Smith: WVU Has Weapons in the Backfield
An already crowded West Virginia backfield became even more crowded earlier this summer when the Mountaineers added Houston transfer Charles Sims
to the fold. Junior college transfer Dreamius Smith
, one of four holdovers from last spring, says the more the merrier.
“Charles is a good player and a good person off the field; we hang out a lot, and he’s going to do nothing but help this team out this year and we’re looking forward to it,” Smith said.
Mountaineer fans are also looking forward to seeing what Smith can do on the field with the football in his hands. The Wichita, Kan., resident came to WVU last winter with impressive credentials as one of the top-rated junior college running backs in the country, gaining nearly 1,000 yards while scoring 17 touchdowns at JUCO power Butler Community College.
Smith had a host of schools after him before choosing WVU.
“It was a good conference and Butler is known for a winning tradition,” Smith said. “A lot of guys that I played against that didn’t make Division I because of grades or decided to go JUCO first to get them prepared for Division I schools … the guys I played against were actually about the same size as the guys I am playing against here. It was a good help for me to actually go there.”
Prior to Butler, Smith also spent a season at Garden City Community College in Garden City, Kan., after a standout prep career at Wichita Heights High where he ran for more than 3,000 career yards and was considered one of the top players in the state. Smith originally committed to Turner Gill and Kansas coming out of high school before opting to go the JUCO route to improve his stock, which ultimately led to his decision to come to Morgantown, W.Va.

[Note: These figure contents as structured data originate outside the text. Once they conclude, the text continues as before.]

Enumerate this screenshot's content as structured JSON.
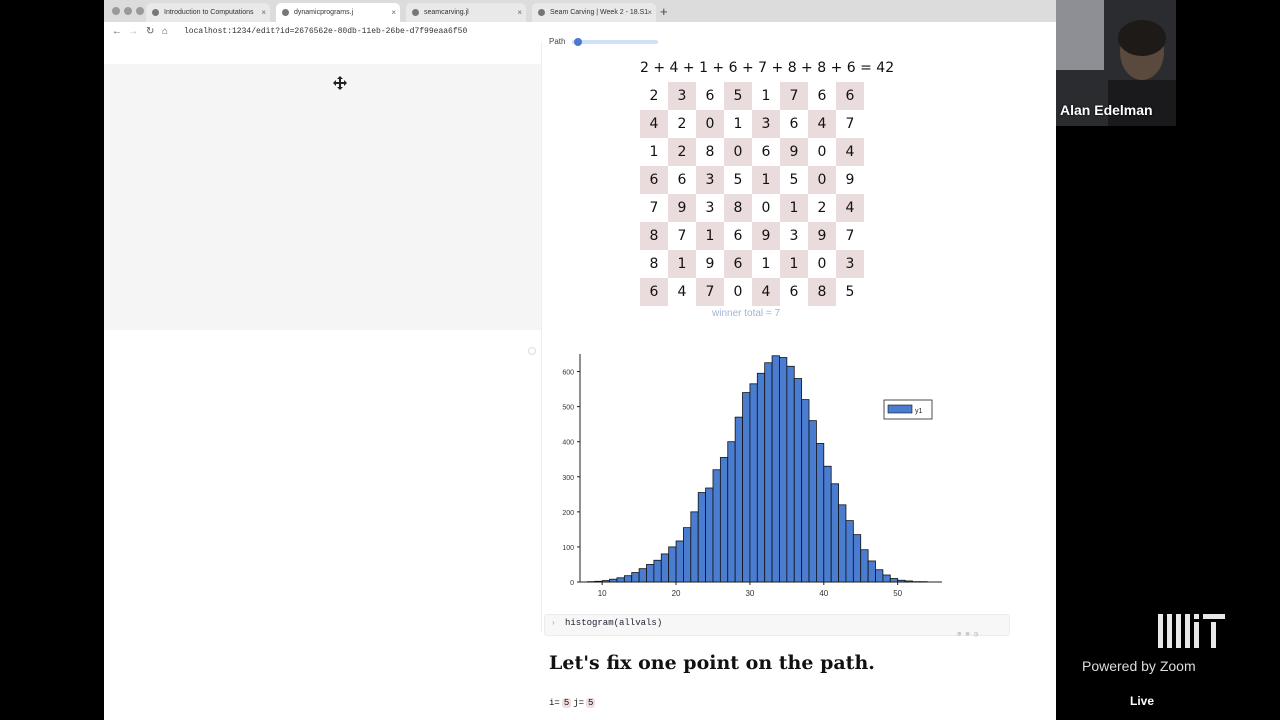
{
  "browser": {
    "tabs": [
      {
        "label": "Introduction to Computations",
        "active": false
      },
      {
        "label": "dynamicprograms.j",
        "active": true
      },
      {
        "label": "seamcarving.jl",
        "active": false
      },
      {
        "label": "Seam Carving | Week 2 - 18.S1",
        "active": false
      }
    ],
    "new_tab": "+",
    "url": "localhost:1234/edit?id=2676562e-80db-11eb-26be-d7f99eaa6f50",
    "nav_back": "←",
    "nav_forward": "→",
    "nav_reload": "↻",
    "nav_home": "⌂",
    "tab_close": "×"
  },
  "notebook": {
    "path_label": "Path",
    "path_equation": "2 + 4 + 1 + 6 + 7 + 8 + 8 + 6 = 42",
    "grid": [
      [
        2,
        3,
        6,
        5,
        1,
        7,
        6,
        6
      ],
      [
        4,
        2,
        0,
        1,
        3,
        6,
        4,
        7
      ],
      [
        1,
        2,
        8,
        0,
        6,
        9,
        0,
        4
      ],
      [
        6,
        6,
        3,
        5,
        1,
        5,
        0,
        9
      ],
      [
        7,
        9,
        3,
        8,
        0,
        1,
        2,
        4
      ],
      [
        8,
        7,
        1,
        6,
        9,
        3,
        9,
        7
      ],
      [
        8,
        1,
        9,
        6,
        1,
        1,
        0,
        3
      ],
      [
        6,
        4,
        7,
        0,
        4,
        6,
        8,
        5
      ]
    ],
    "path_columns": [
      0,
      0,
      0,
      0,
      0,
      0,
      0,
      0
    ],
    "winner_path_columns": [
      4,
      3,
      3,
      4,
      4,
      5,
      4,
      3
    ],
    "winner_label": "winner total = 7",
    "code_cell": "histogram(allvals)",
    "cell_meta": "⊕ ⊗ ◷",
    "heading": "Let's fix one point on the path.",
    "assign_prefix": "i=",
    "assign_i": "5",
    "assign_mid": "j=",
    "assign_j": "5"
  },
  "chart_data": {
    "type": "bar",
    "title": "",
    "xlabel": "",
    "ylabel": "",
    "xlim": [
      7,
      56
    ],
    "ylim": [
      0,
      650
    ],
    "x_ticks": [
      10,
      20,
      30,
      40,
      50
    ],
    "y_ticks": [
      0,
      100,
      200,
      300,
      400,
      500,
      600
    ],
    "bin_width": 1,
    "bin_starts": [
      8,
      9,
      10,
      11,
      12,
      13,
      14,
      15,
      16,
      17,
      18,
      19,
      20,
      21,
      22,
      23,
      24,
      25,
      26,
      27,
      28,
      29,
      30,
      31,
      32,
      33,
      34,
      35,
      36,
      37,
      38,
      39,
      40,
      41,
      42,
      43,
      44,
      45,
      46,
      47,
      48,
      49,
      50,
      51,
      52,
      53,
      54
    ],
    "series": [
      {
        "name": "y1",
        "color": "#4a7ccf",
        "values": [
          1,
          2,
          4,
          8,
          12,
          18,
          27,
          38,
          50,
          62,
          80,
          100,
          117,
          155,
          200,
          255,
          268,
          320,
          355,
          400,
          470,
          540,
          565,
          595,
          625,
          645,
          640,
          615,
          580,
          520,
          460,
          395,
          330,
          280,
          220,
          175,
          135,
          92,
          60,
          35,
          20,
          10,
          5,
          3,
          1,
          1,
          0
        ]
      }
    ],
    "legend": {
      "position": "top-right",
      "entries": [
        "y1"
      ]
    },
    "grid": false
  },
  "zoom": {
    "participant_name": "Alan Edelman",
    "powered_by": "Powered by Zoom",
    "live_label": "Live"
  }
}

“Out of high school you get caught up in, on my God, first offer; but I wanted to take my time in the next recruiting process,” Smith said. “I just wanted a new experience in life and I kind of wanted to get away from home for a little bit. Coming out here was the best thing that could have happened for me playing for a great coach - great players; great strength staff.”
Smith said he knew a lot about Holgorsen when the coach was still at Oklahoma State, and he was always interested in playing in Holgorsen’s up-tempo offense.
“Oh yeah, I knew him from Oklahoma State,” he said. “They offered me there when he was actually leaving and I liked that offense. I know it’s not just a passing offense. He gets you carries.
“I’ve always been a fan of the spread; pistol backfield,” he continued. “You get to see more on the field - look and see where everybody is at on the defense and whatever is going to happen in that offense is going to happen.”
Which is typically a lot. Smith saw what Holgorsen was able to do with a dynamic playmaker like Tavon Austin last season at WVU and he knows Holgorsen has a proven track record of getting his best players the football in space.
“If he sees it in you he’s going to get you the ball,” explained Smith. “If you can transition to receiver he’s going to put you at receiver or he’s going to put you at running back. I just know everybody is going to get a chance to play the position. We’re just focused on the position that we’re playing.”
In a running back room that now includes five quality players, Smith says each guy brings a little something different to the table. Dustin Garrison
and Andrew Buie
can slash and make people miss in the open field; Wendell Smallwood
and Sims are one-cut-and-go type runners while Smith says he has the size at 217 pounds to get those tough yards between the tackles.
“We’ve got Dustin Garrison
who can get around the edge real fast and he’s got his confidence back like he had his freshman year. Charles Sims
, when he gets the ball, he has a burst that really none of us have,” Smith explained. “He’s really a dynamic player, and, of course, Andrew Buie
can make any guy miss in the open field. And me, I can get those extra yards when we need them when it’s third and short and you need those couple of yards.”
Although Smith got plenty of work last spring, he admits he’s a different back now after six months in the program.
“I guess I read defenses a little better instead of just getting the ball and looking for somewhere to run,” he said. “I actually see where everybody is flowing instead of just looking for an open gap, hitting it and go.”
As for the impending battle for the top spot on the depth chart this fall, Smith said whatever comes of it will only make the team better.
“If one gets tired we have another guy who can come in and he can take over and make a big play,” he said. “We’ve got so many players on this offense that can make big plays.”